Georgia Republicans on Capitol Hill have succeeded in saving a military base from the chopping block by awarding it a new mission: training Afghan bomber pilots to rain fire and steel from the sky on U.S. soil.

The Pentagon announced last Friday that 30 Afghan Air Force pilots and their maintenance crews would train at Moody Air Force Base, a sleepy installation outside Valdosta, near the Florida-Georgia border. Moody's workforce was threatened by the military's plan to phase out its A-10 tank-killing aircraft, which has a major presence at the base.

But the plan to train Afghan pilots—whose homeland's topography bears little resemblance to the swampy red-earth lowlands of Georgia and Florida—ensures the base will stay open a while longer.

Moody won the training mission over two other U.S. bases in South Carolina and Idaho. It's unclear why Pentagon planners never seriously considered training the pilots in their native Afghanistan, though safety and security in the country might have been an issue. The Afghan Air Force has also been investigated by multiple U.S. federal agencies for allegedly "using aircraft to ferry narcotics and illegal weapons around the country."

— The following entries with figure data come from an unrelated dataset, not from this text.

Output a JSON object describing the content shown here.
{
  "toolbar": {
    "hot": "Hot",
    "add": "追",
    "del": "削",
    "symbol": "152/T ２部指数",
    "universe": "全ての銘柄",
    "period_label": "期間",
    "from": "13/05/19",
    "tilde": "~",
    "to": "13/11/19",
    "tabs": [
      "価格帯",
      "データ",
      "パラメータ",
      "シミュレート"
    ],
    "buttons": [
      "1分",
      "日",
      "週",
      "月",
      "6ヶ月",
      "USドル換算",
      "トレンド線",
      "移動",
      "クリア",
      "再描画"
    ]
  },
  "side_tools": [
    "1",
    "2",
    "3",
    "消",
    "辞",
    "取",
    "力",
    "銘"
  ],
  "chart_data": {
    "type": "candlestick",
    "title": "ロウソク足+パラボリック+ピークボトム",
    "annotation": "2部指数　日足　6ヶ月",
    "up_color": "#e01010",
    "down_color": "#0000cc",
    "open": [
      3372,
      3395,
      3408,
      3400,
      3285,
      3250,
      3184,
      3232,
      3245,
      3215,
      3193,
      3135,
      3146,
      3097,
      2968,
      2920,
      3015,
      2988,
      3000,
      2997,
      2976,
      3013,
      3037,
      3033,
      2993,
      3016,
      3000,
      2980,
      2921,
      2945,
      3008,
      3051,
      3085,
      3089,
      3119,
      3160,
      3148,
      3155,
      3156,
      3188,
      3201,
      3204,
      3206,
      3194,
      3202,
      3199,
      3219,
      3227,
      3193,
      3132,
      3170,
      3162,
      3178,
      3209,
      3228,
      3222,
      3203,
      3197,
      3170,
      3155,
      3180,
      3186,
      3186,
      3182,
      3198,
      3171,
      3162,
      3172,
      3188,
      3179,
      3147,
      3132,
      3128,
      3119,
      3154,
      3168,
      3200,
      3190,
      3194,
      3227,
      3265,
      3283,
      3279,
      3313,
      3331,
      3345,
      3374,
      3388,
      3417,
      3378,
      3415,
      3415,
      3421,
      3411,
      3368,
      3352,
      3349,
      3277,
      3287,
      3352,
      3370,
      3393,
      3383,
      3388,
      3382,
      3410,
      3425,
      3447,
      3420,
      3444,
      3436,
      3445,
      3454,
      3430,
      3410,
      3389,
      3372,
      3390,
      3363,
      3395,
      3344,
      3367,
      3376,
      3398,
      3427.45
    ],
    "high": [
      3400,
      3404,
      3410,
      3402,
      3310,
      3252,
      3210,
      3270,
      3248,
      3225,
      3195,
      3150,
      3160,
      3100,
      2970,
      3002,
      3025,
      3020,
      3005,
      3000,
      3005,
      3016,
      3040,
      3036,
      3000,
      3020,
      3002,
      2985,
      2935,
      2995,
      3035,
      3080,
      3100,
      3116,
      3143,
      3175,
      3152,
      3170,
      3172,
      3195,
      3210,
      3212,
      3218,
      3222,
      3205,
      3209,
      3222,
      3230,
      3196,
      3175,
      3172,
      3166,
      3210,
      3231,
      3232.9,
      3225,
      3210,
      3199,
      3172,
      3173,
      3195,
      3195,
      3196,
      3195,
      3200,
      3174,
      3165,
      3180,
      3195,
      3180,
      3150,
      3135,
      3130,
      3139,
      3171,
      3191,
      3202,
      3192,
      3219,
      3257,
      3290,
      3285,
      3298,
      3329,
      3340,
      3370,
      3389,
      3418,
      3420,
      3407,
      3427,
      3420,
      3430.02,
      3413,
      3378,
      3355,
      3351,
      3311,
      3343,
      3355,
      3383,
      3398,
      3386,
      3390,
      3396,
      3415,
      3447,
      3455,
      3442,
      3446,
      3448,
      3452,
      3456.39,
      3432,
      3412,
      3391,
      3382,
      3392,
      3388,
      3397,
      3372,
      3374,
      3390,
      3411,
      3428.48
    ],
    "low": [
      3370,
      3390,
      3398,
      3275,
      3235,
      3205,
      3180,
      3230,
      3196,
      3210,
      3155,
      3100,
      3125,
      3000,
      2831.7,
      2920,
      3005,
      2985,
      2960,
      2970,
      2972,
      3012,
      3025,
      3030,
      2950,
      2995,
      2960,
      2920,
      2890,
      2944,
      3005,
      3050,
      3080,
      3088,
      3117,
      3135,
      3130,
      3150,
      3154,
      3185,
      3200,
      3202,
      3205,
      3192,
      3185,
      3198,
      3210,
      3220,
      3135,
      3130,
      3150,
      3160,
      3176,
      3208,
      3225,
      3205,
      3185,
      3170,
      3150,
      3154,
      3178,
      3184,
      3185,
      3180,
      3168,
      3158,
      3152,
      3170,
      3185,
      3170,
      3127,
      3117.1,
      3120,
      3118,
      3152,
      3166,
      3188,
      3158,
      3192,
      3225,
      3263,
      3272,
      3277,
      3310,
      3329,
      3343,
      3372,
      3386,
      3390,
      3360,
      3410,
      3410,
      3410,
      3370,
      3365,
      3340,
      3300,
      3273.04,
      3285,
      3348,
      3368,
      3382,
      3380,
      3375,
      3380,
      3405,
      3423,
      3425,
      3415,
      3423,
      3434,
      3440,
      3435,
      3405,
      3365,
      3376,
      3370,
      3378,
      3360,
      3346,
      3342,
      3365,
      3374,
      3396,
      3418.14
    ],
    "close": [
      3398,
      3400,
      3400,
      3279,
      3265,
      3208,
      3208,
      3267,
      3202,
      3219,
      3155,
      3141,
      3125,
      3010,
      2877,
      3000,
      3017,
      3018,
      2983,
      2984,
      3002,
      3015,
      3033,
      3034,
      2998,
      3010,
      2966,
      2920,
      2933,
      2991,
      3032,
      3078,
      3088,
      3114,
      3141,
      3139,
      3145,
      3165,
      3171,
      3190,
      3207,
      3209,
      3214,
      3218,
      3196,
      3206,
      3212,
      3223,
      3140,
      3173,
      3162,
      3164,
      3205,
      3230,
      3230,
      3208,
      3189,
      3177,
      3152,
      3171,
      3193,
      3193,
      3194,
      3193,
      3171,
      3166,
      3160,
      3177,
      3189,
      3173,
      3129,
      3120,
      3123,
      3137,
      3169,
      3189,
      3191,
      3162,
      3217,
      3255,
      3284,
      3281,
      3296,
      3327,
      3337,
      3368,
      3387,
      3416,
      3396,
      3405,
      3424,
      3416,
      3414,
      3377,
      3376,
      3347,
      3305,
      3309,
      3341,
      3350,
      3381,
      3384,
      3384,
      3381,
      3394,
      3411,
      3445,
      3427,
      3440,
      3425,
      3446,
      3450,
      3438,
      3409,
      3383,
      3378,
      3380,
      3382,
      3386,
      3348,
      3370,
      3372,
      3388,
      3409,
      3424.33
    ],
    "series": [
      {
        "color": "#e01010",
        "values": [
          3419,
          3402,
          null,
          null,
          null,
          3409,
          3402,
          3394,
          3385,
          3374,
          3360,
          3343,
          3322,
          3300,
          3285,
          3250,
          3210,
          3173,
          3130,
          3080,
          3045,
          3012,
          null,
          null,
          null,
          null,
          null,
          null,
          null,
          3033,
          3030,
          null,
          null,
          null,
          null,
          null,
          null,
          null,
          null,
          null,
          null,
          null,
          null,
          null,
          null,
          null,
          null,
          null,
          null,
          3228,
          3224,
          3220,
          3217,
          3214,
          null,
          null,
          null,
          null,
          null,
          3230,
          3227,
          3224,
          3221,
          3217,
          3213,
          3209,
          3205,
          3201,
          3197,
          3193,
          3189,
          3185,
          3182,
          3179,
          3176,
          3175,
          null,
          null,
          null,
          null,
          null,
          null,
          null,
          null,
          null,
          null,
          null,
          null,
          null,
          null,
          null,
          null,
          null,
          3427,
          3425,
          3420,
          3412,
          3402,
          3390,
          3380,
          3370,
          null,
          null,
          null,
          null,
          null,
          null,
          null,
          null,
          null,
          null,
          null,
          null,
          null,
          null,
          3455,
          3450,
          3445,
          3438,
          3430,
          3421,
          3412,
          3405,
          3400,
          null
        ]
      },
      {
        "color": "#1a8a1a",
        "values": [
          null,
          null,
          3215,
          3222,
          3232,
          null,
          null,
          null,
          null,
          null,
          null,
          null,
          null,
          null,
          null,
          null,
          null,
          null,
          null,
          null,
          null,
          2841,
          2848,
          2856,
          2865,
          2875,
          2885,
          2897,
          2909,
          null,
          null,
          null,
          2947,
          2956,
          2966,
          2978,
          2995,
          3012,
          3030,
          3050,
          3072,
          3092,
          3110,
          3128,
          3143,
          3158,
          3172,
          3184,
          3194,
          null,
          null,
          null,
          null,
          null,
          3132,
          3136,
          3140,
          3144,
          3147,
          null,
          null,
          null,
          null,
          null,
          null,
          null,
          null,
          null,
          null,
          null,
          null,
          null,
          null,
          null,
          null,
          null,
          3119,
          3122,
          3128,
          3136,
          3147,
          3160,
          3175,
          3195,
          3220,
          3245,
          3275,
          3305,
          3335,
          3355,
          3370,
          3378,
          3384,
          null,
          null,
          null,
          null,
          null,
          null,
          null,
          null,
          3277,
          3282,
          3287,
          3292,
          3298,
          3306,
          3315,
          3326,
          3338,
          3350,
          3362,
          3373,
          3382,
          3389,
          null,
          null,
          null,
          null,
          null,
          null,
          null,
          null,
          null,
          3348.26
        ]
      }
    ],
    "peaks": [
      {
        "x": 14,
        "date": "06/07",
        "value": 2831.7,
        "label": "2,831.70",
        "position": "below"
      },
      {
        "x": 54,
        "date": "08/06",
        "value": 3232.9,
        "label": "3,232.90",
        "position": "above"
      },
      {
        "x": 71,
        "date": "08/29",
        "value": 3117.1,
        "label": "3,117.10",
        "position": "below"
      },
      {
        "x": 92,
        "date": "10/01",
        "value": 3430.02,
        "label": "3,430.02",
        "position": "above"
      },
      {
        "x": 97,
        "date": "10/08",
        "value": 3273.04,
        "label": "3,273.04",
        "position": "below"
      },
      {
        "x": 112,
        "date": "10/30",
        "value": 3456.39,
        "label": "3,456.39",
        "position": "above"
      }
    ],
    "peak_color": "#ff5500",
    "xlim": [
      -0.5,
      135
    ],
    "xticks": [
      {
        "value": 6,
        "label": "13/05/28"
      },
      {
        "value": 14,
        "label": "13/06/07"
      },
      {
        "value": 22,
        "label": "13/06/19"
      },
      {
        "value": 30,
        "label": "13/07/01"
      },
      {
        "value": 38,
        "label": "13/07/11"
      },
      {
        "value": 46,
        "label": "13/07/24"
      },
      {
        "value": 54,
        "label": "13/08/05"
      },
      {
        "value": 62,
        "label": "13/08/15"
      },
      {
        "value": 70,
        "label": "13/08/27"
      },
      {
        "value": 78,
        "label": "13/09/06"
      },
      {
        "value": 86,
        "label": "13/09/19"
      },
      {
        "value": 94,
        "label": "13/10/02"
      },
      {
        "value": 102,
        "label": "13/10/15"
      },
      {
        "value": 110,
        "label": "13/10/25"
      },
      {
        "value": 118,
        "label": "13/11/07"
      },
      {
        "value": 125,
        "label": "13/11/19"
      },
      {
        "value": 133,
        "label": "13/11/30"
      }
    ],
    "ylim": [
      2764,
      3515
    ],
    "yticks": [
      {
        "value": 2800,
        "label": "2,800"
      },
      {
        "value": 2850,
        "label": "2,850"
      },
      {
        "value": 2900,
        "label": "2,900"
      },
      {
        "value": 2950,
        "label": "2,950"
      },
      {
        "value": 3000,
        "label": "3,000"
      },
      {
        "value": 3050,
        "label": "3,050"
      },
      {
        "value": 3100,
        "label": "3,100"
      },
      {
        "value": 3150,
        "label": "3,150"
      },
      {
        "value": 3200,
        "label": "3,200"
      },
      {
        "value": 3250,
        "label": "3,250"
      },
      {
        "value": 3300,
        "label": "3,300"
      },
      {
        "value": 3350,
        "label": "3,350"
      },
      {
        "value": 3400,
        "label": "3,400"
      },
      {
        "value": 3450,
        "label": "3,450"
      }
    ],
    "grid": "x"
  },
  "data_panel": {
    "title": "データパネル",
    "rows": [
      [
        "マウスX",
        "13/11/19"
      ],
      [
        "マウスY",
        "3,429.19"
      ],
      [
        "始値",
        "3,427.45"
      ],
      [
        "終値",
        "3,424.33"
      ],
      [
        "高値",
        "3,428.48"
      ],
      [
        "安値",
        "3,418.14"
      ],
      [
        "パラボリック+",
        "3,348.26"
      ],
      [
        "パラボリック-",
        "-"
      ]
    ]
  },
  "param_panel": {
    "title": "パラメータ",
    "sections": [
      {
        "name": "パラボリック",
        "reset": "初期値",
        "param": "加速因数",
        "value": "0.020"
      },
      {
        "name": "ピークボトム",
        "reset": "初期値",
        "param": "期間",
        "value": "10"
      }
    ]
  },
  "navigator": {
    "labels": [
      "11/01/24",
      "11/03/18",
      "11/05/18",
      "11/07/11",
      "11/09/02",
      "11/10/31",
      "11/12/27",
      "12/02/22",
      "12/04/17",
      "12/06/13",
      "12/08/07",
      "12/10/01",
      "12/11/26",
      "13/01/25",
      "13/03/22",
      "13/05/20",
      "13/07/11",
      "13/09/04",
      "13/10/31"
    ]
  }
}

Multiple Georgia congressmen and both of Georgia's senators—including Saxby Chambliss, an influential member of the Senate Armed Services Committee—had pushed hard for Moody to get the Afghan bomber training in recent months.

"I can think of few better missions for Moody Air Force base than to assist these men and women as they prepare to defend their new democracy through the A-29 LAS program," Chambliss said in June, referring to the Afghans' preferred light bomber aircraft, the mosquito-like A-29 propeller plane. "We cannot abandon Afghanistan at a critical point in its history, and this plan ensures our airmen can conduct this important training mission from the safety of one of our premier U.S. bases. I'm proud Georgia is doing its part in this mission."

Neither Chambliss nor his fellow Republican senator, Johnny Isakson, expressed any concern over how the Afghans selected to train in America might be vetted. U.S.-trained Afghan soldiers and police officers have killed hundreds of Americans and fellow Afghans in uniform in so-called "insider attacks," with two high-profile cases this month claiming the lives of a two-star U.S. general and 11 Afghan cops.

In a 2012 Senate Armed Services hearing, one colleague of Chambliss'—Sen. Roger Wicker (R-Miss.)—grilled the commander of U.S. forces in Afghanistan, Marine Gen. John Allen, with nine tough questions about those "green on blue" and "green on green" attacks and what the military was doing to reduce them.

Chambliss voiced no such concerns in that hearing, instead using his question time to ask Allen about whether the U.S. and its Afghan allies had enough "air asset support."